Однажды Екатерина написала комедию «За мухой, с обухом». В героях этого водевиля — Постреловой и Дурындине — все узнали Екатерину Дашкову и Алексея Нарышкина. Незадолго до этого они поссорились из-за свиньи, забредшей в чужой огород — совсем по-гоголевски, хотя и задолго до Гоголя. С особенным пылом императрица смеялась над хвастливыми рассказами Дашковой о том, как её принимали в Европах.
Дашкова в очередной раз обиделась на бывшую подругу, но суть не в этом. Главное, что Екатерина — «великая жена» — в пору войн, реформ и бунтов не жалела времени на сочинение комедий, весёлых безделиц. Таков был её образ жизни, порождавший «шумный рой» театральных комедий, даже по названиям которых ясно, что чувство юмора в них ночевало со всеми удобствами: «Именины госпожи Ворчалкиной», «За вздор пошлины не платят», «Сказка о горе-богатыре Косометовиче». Некоторые из этих пьес она целиком написала самостоятельно, к другим приложила руку в соавторстве с друзьями. В комедии «Обманщик» под шутовским именем Калифлакжерстона Екатерина вывела графа Калиостро, знаменитого волшебника-гастролёра которому повелела убираться из России… Чувство юмора помешало ей поверить в «эликсир бессмертия» и прочие чудеса от Жозефа Бальзамо!

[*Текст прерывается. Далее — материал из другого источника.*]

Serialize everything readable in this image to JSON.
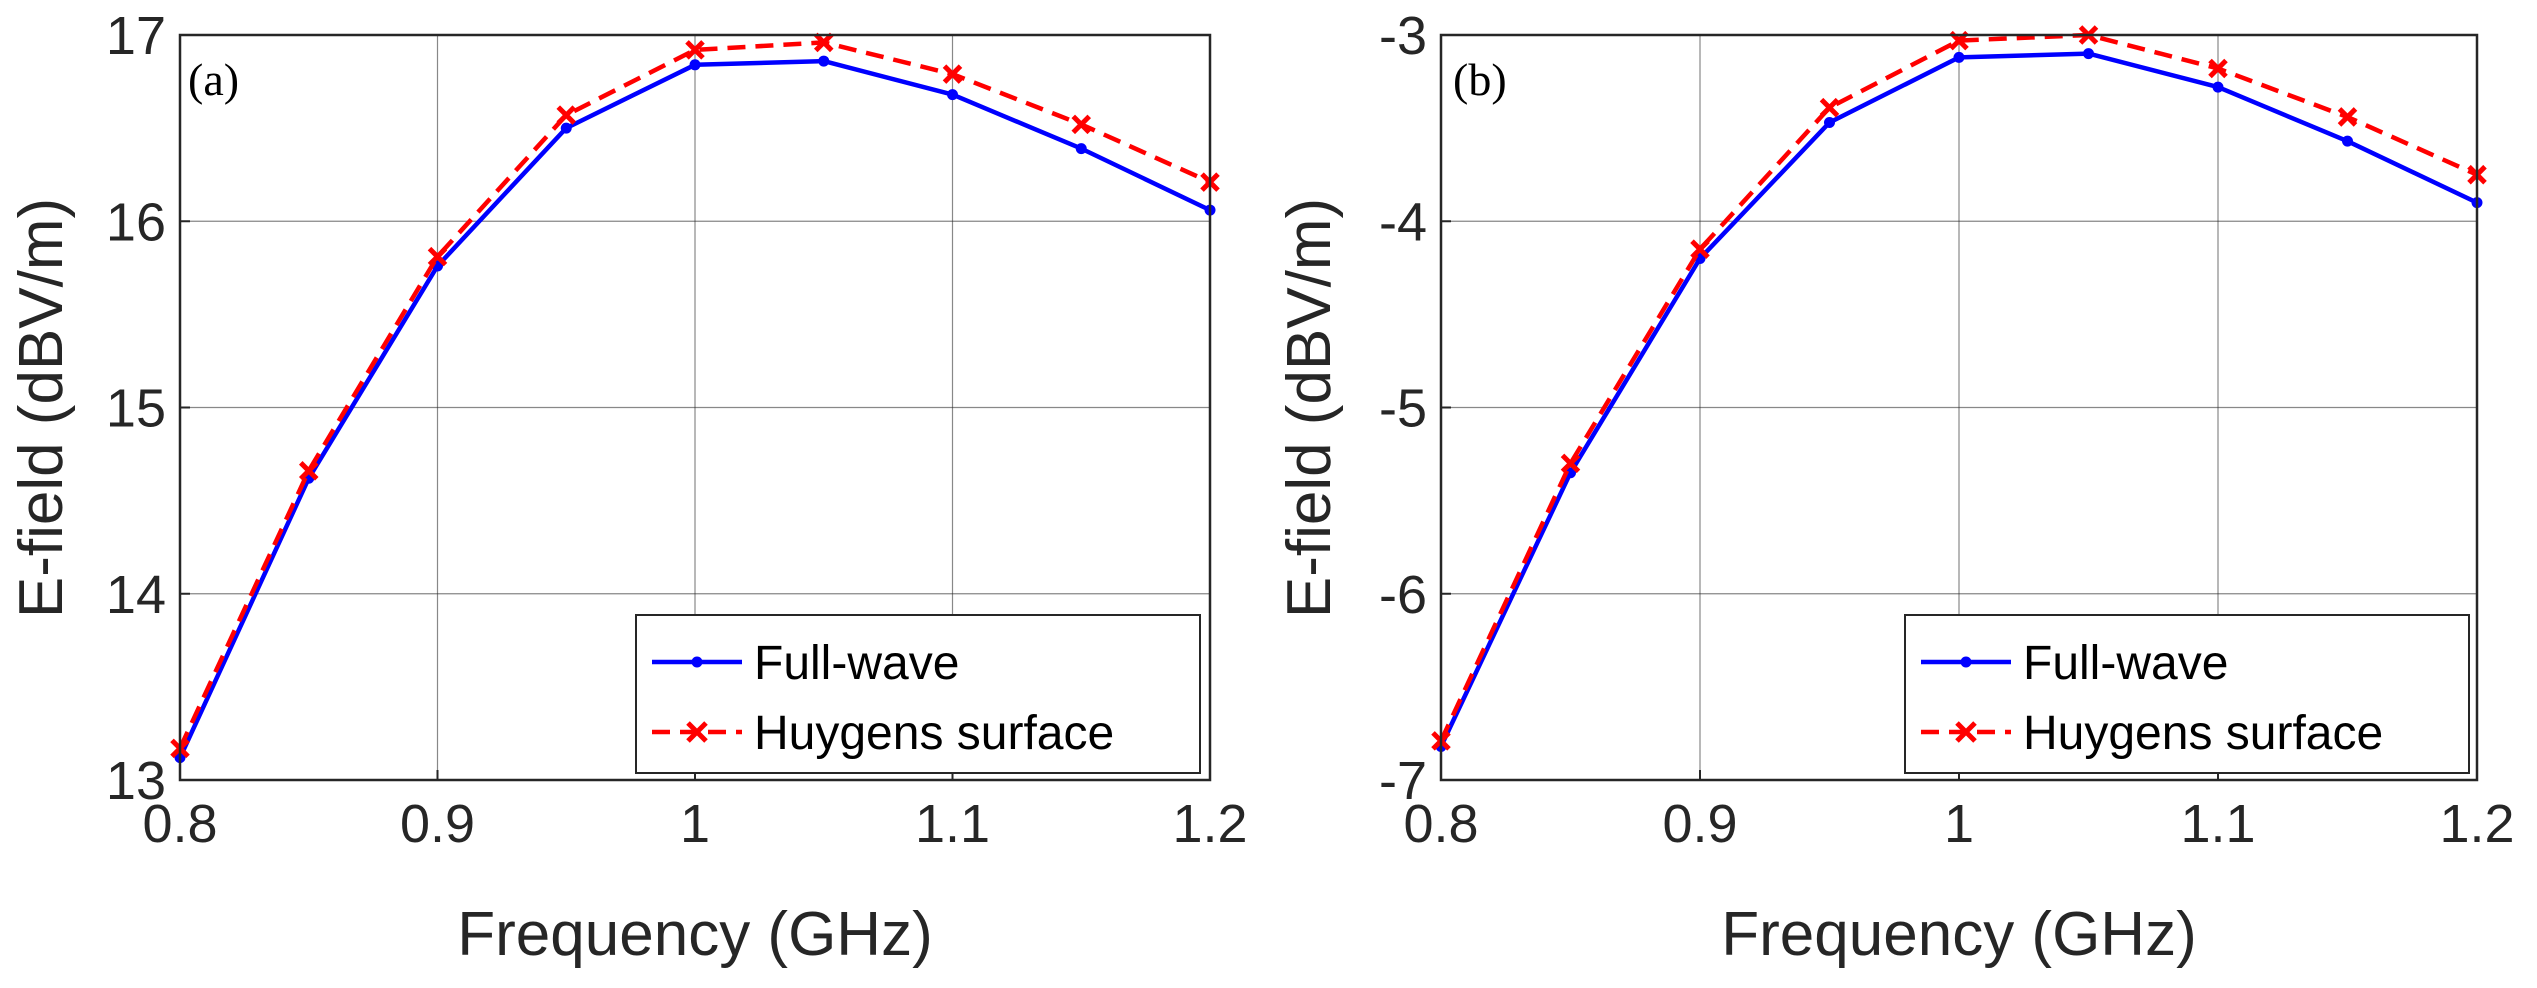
{
  "chart_data": [
    {
      "type": "line",
      "panel_label": "(a)",
      "xlabel": "Frequency (GHz)",
      "ylabel": "E-field (dBV/m)",
      "xlim": [
        0.8,
        1.2
      ],
      "ylim": [
        13,
        17
      ],
      "xticks": [
        "0.8",
        "0.9",
        "1",
        "1.1",
        "1.2"
      ],
      "yticks": [
        "13",
        "14",
        "15",
        "16",
        "17"
      ],
      "grid": true,
      "legend_position": "bottom-right",
      "x": [
        0.8,
        0.85,
        0.9,
        0.95,
        1.0,
        1.05,
        1.1,
        1.15,
        1.2
      ],
      "series": [
        {
          "name": "Full-wave",
          "color": "#0000ff",
          "style": "solid",
          "marker": "dot",
          "values": [
            13.12,
            14.62,
            15.76,
            16.5,
            16.84,
            16.86,
            16.68,
            16.39,
            16.06
          ]
        },
        {
          "name": "Huygens surface",
          "color": "#ff0000",
          "style": "dashed",
          "marker": "x",
          "values": [
            13.17,
            14.66,
            15.81,
            16.57,
            16.92,
            16.96,
            16.79,
            16.52,
            16.21
          ]
        }
      ]
    },
    {
      "type": "line",
      "panel_label": "(b)",
      "xlabel": "Frequency (GHz)",
      "ylabel": "E-field (dBV/m)",
      "xlim": [
        0.8,
        1.2
      ],
      "ylim": [
        -7,
        -3
      ],
      "xticks": [
        "0.8",
        "0.9",
        "1",
        "1.1",
        "1.2"
      ],
      "yticks": [
        "-7",
        "-6",
        "-5",
        "-4",
        "-3"
      ],
      "grid": true,
      "legend_position": "bottom-right",
      "x": [
        0.8,
        0.85,
        0.9,
        0.95,
        1.0,
        1.05,
        1.1,
        1.15,
        1.2
      ],
      "series": [
        {
          "name": "Full-wave",
          "color": "#0000ff",
          "style": "solid",
          "marker": "dot",
          "values": [
            -6.82,
            -5.35,
            -4.2,
            -3.47,
            -3.12,
            -3.1,
            -3.28,
            -3.57,
            -3.9
          ]
        },
        {
          "name": "Huygens surface",
          "color": "#ff0000",
          "style": "dashed",
          "marker": "x",
          "values": [
            -6.79,
            -5.3,
            -4.15,
            -3.39,
            -3.03,
            -3.0,
            -3.18,
            -3.44,
            -3.75
          ]
        }
      ]
    }
  ]
}
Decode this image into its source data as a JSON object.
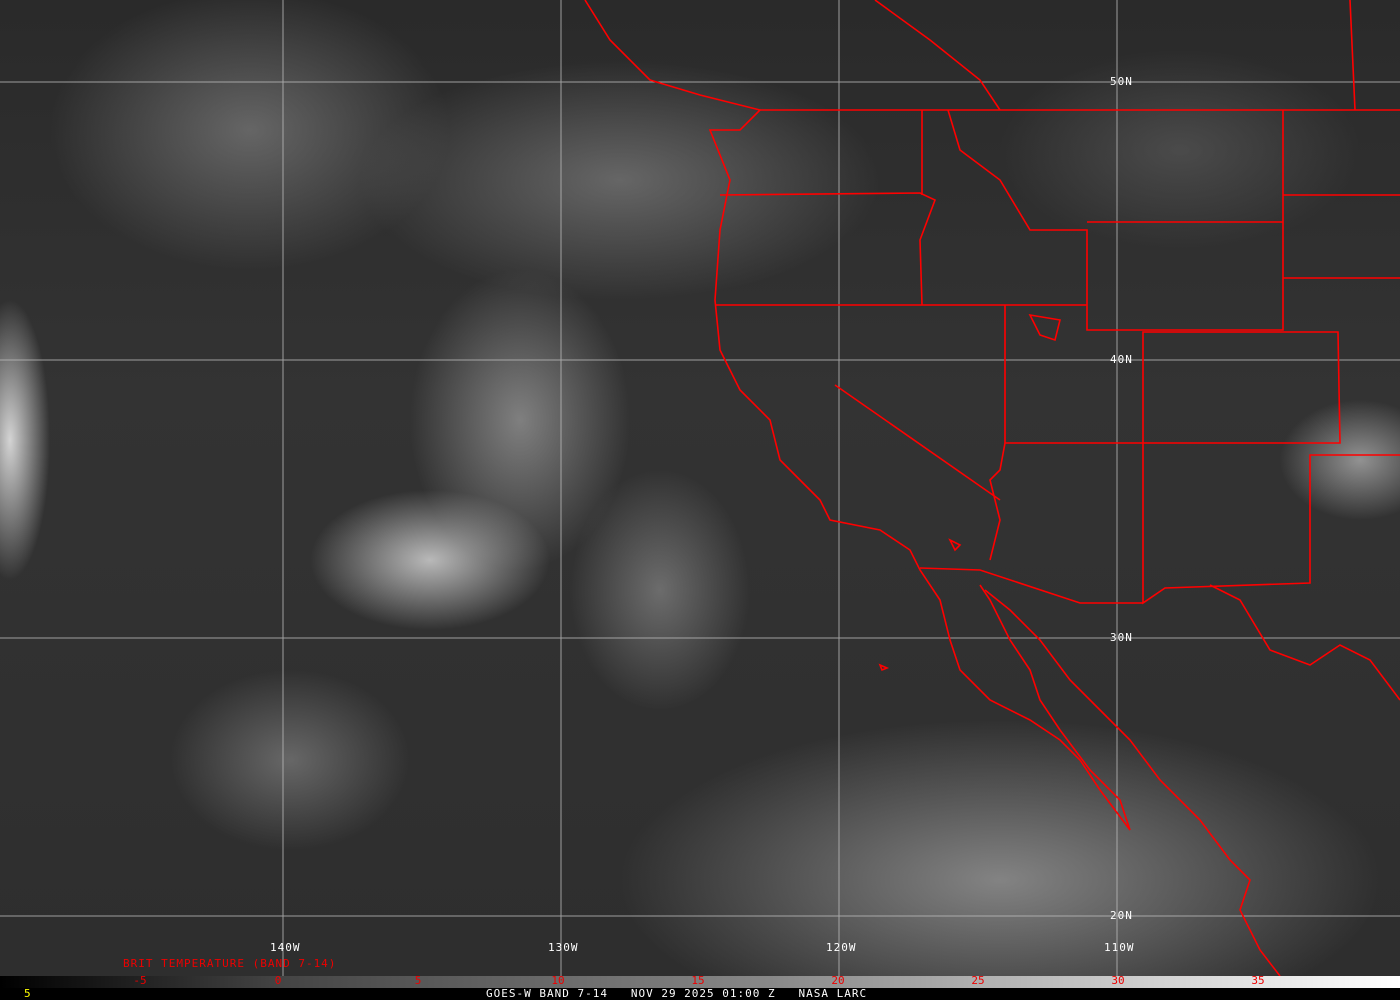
{
  "map": {
    "latitude_labels": [
      "50N",
      "40N",
      "30N",
      "20N"
    ],
    "longitude_labels": [
      "140W",
      "130W",
      "120W",
      "110W"
    ],
    "border_color": "#ff0000",
    "grid_color": "#bbbbbb"
  },
  "colorbar": {
    "title": "BRIT TEMPERATURE (BAND 7-14)",
    "ticks": [
      "-5",
      "0",
      "5",
      "10",
      "15",
      "20",
      "25",
      "30",
      "35"
    ],
    "tick_color": "#ff0000"
  },
  "footer": {
    "frame_number": "5",
    "frame_color": "#ffff00",
    "caption": "GOES-W BAND 7-14   NOV 29 2025 01:00 Z   NASA LARC"
  }
}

Она любила и умела вести долгие беседы в режиме самоиронии. Это ещё один необходимый штрих к портрету императрицы. Все её замечания о собственном характере не лишены двойного дна. И для Елизаветы Петровны, и для Анны Иоанновны эта интонация оставалась недоступной. Так, Екатерина посмеивалась над своей боевитостью: «Если бы я была мужчиной, то была бы убита, не дослужась и до капитанского чина». Это не признание, не декларация, а именно ироническая самоаттестация, которую не следует понимать напрямки.
Однажды она прогуливалась по набережной с неизменной Марьей Саввичной Перекусихиной — главной фрейлиной и подругой императрицы. И попался им некий молодой вертопрах. Поглядел на дам свысока и прошёл мимо, даже не обнажив головы. Неслыханная дерзость! Но это, если не считать, что прогуливались они инкогнито. Впрочем, правило хорошего тона он нарушил в любом случае. «Он вас не узнал!», — попыталась смягчить ситуацию Перекусихина. «Конечно, не узнал. Но мы с тобой одеты порядочно. Он должен бы иметь к таким дамам уважение», — ответил Екатерина с обидой, но потом рассмеялась: «А просто устарели мы с тобой. Были бы помоложе — уж он бы нам поклонился».